New Jersey, the only state to have a pension funded status worse than Illinois’s (according to Pew’s 2020 compilation based on 2018 data), is quite pleased with itself because, as the state announced in a recent press release,
“State Treasurer Elizabeth Maher Muoio announced that the Treasury Department today kicked off the start of the new fiscal year by paying the full state-funded portion of the $6.9 billion pension contribution slated for Fiscal Year 2022 (FY 2022). This marks the first time in more than 25 years that New Jersey is making the full Actuarially Determined Contribution to the Pension Fund, plus an additional $505 million contribution, and also the first time in years that the state has made a lump sum payment, rather than quarterly payments.”
And Senate President Stephen Sweeney believes he has a solution to reduce the burden of these pension payments, in the form of the Retirement Infrastructure Collateralized Holdings Fund (yes, the “RICH Fund”), as proposed in legislation being considered by the New Jersey Senate, which he promotes in a commentary at NJ Spotlight News. He writes,
“That is why we have developed legislation to enable our state and local pension systems to add revenue-generating assets like water and sewage treatment systems, High Occupancy Toll (HOT) lanes, parking facilities and real estate to provide new, diversified sources of revenue for their investment portfolios.
“Senate Bill 3637, which may be considered by the Senate Budget and Appropriations Committee this week, would create the Retirement Infrastructure Collateralized Holdings Fund — RICH, for short — as an infrastructure trust fund to hold and manage assets transferred to the public corporation by state and local governments for the benefit of New Jersey’s public employee pension funds.
“This would not only bolster the pension system, but also give state and local governments powerful new tools for preserving public ownership, improving public stewardship, and maximizing public benefit. . . .
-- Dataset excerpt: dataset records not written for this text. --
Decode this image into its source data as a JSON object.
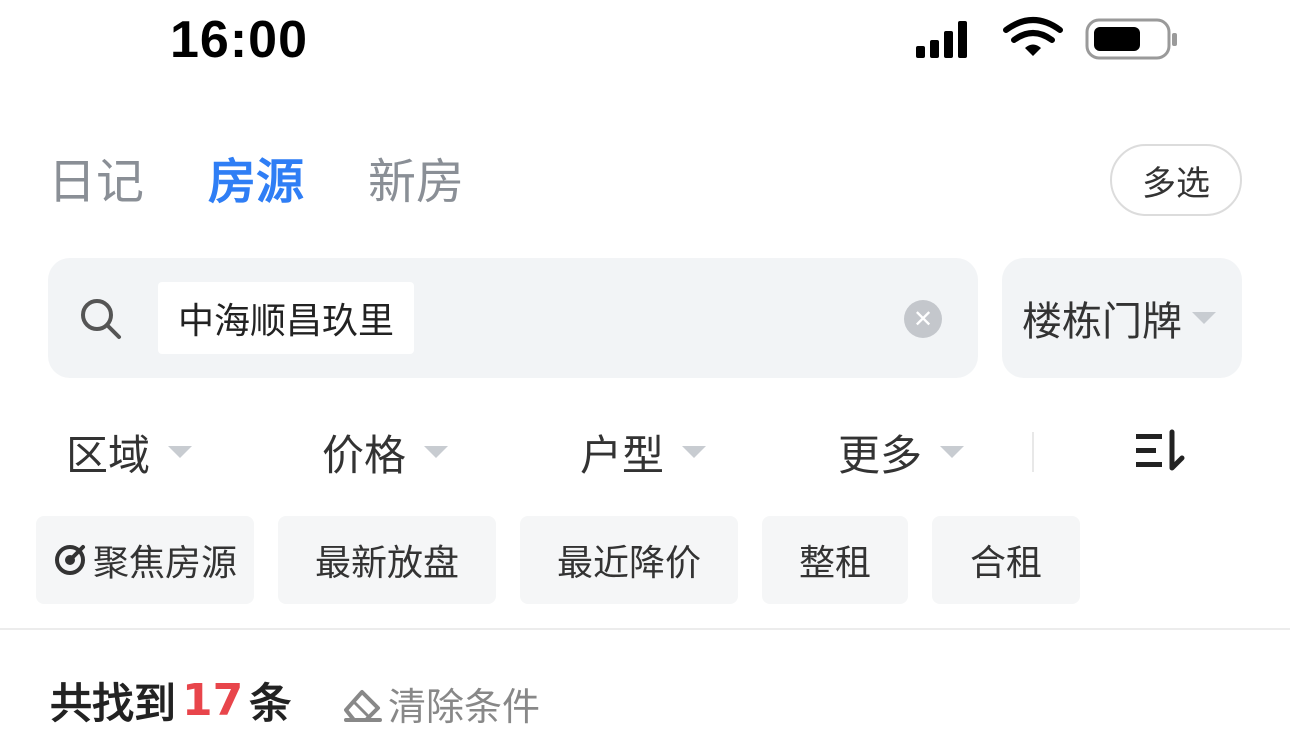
{
  "status_bar": {
    "time": "16:00",
    "icons": [
      "signal-icon",
      "wifi-icon",
      "battery-icon"
    ]
  },
  "tabs": [
    {
      "label": "日记",
      "active": false
    },
    {
      "label": "房源",
      "active": true
    },
    {
      "label": "新房",
      "active": false
    }
  ],
  "multi_select_label": "多选",
  "search": {
    "keyword": "中海顺昌玖里",
    "icon": "search-icon",
    "clear_icon": "clear-icon"
  },
  "building_selector": {
    "label": "楼栋门牌"
  },
  "filters": [
    {
      "label": "区域"
    },
    {
      "label": "价格"
    },
    {
      "label": "户型"
    },
    {
      "label": "更多"
    }
  ],
  "sort_icon": "sort-icon",
  "chips": [
    {
      "label": "聚焦房源",
      "icon": "focus-target-icon"
    },
    {
      "label": "最新放盘"
    },
    {
      "label": "最近降价"
    },
    {
      "label": "整租"
    },
    {
      "label": "合租"
    }
  ],
  "result": {
    "prefix": "共找到",
    "count": "17",
    "suffix": "条",
    "clear_label": "清除条件",
    "clear_icon": "eraser-icon"
  },
  "colors": {
    "accent": "#2f7ef5",
    "count": "#e8454b",
    "muted": "#8a8f96",
    "surface": "#f2f4f6"
  }
}
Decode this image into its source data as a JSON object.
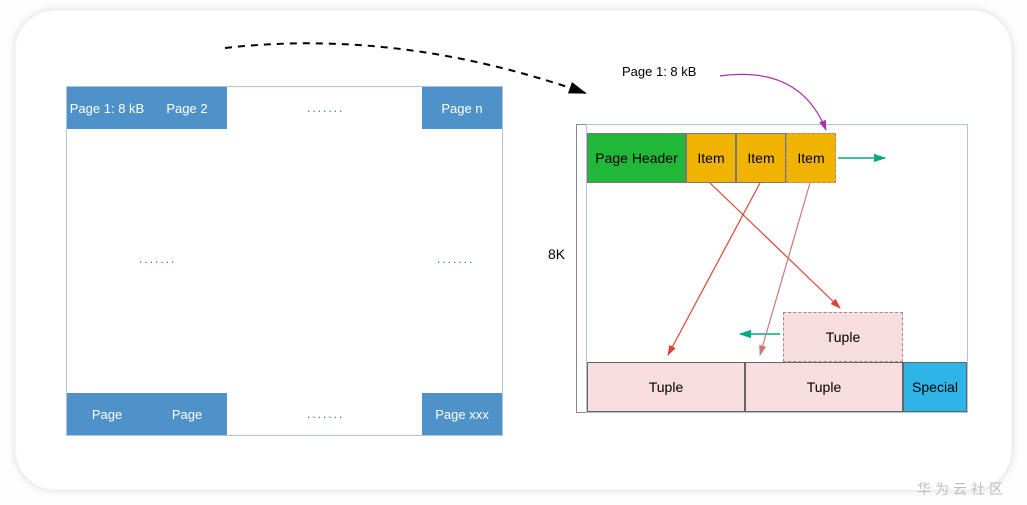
{
  "left": {
    "top_row": [
      "Page 1: 8 kB",
      "Page 2",
      "",
      "Page n"
    ],
    "bot_row": [
      "Page",
      "Page",
      "",
      "Page xxx"
    ],
    "dots": "......."
  },
  "right": {
    "title": "Page 1: 8 kB",
    "size_label": "8K",
    "page_header": "Page Header",
    "items": [
      "Item",
      "Item",
      "Item"
    ],
    "tuples": [
      "Tuple",
      "Tuple",
      "Tuple"
    ],
    "special": "Special"
  },
  "watermark": "华为云社区"
}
“The state and local governments own water systems, reservoirs, real estate and parking lots that could generate stable revenue for pension systems in the same way that the Lottery system has for the past several years.”
But none of the assets listed, when publicly-owned, are intended to be profit-generating! People expect their water treatment and sewage-treatment systems to operate at cost, to provide clean water and dispose of human waste in a sanitary manner, to protect public health. We expect our government officials to manage these systems at a cost that’s as affordable as possible while still keeping systems in good repair, and all the more so for the sake of the low-income among us. To be sure, private companies are gaining market share in the United States, providing water for one in six Americans, according to The American Prospect. And while the rationale for privatization can potentially be sound — the inability of a municipality, especially a small one, to fund needed improvements, and the expectation that a large multinational can manage more effectively, generally-speaking — too often (as reported at the Philidelphia Inquirer) towns simply perceive of it as a quick cash infusion, regardless of the long-term cost to residents in the form of higher rates. (And, yes, Chicagoans will be quick to share their painful experience with parking meters, 75 years’ of revenue from which was sold to a private company for a one-time cash payment of $1.16 billion, in a 2009 transaction under former mayor Daley.)
In other words, when these components of core public infrastructure become a source of profit, it is a sign not of sound governance, but of misgovernment. Any instance in which the management of a system of infrastructure is contracted out to a private entity, should be limited to cases in which that private entity can better manage the system, and earn a profit from the savings derived from superior management. Handing over such an asset to a public fund, which would in turn need to contract with a third party to manage the asset, would not suit the bill.
What it comes down to, then, is that Sweeney is proposing to fund state pensions through a set of taxes which are hidden to the public. How many residents, after all, when they see their water bill go up, or pay more on the toll roads, will be aware that these new rates are for the purpose of funding pensions? What’s more, these sorts of revenue-raisers are far more regressive, with higher relative costs for lower-income residents, than a simple income tax. No one should be patting themselves on the back as if they have come up with an innovative solution here!
Perhaps it’s for this reason that Illinois abandoned its plan to fund pensions through asset transfers — not with a public announcement, of course, but simply by letting the task force die a quiet death, never releasing the draft report its members had prepared. At least in this respect, Illinois appears to have dodged a bullet.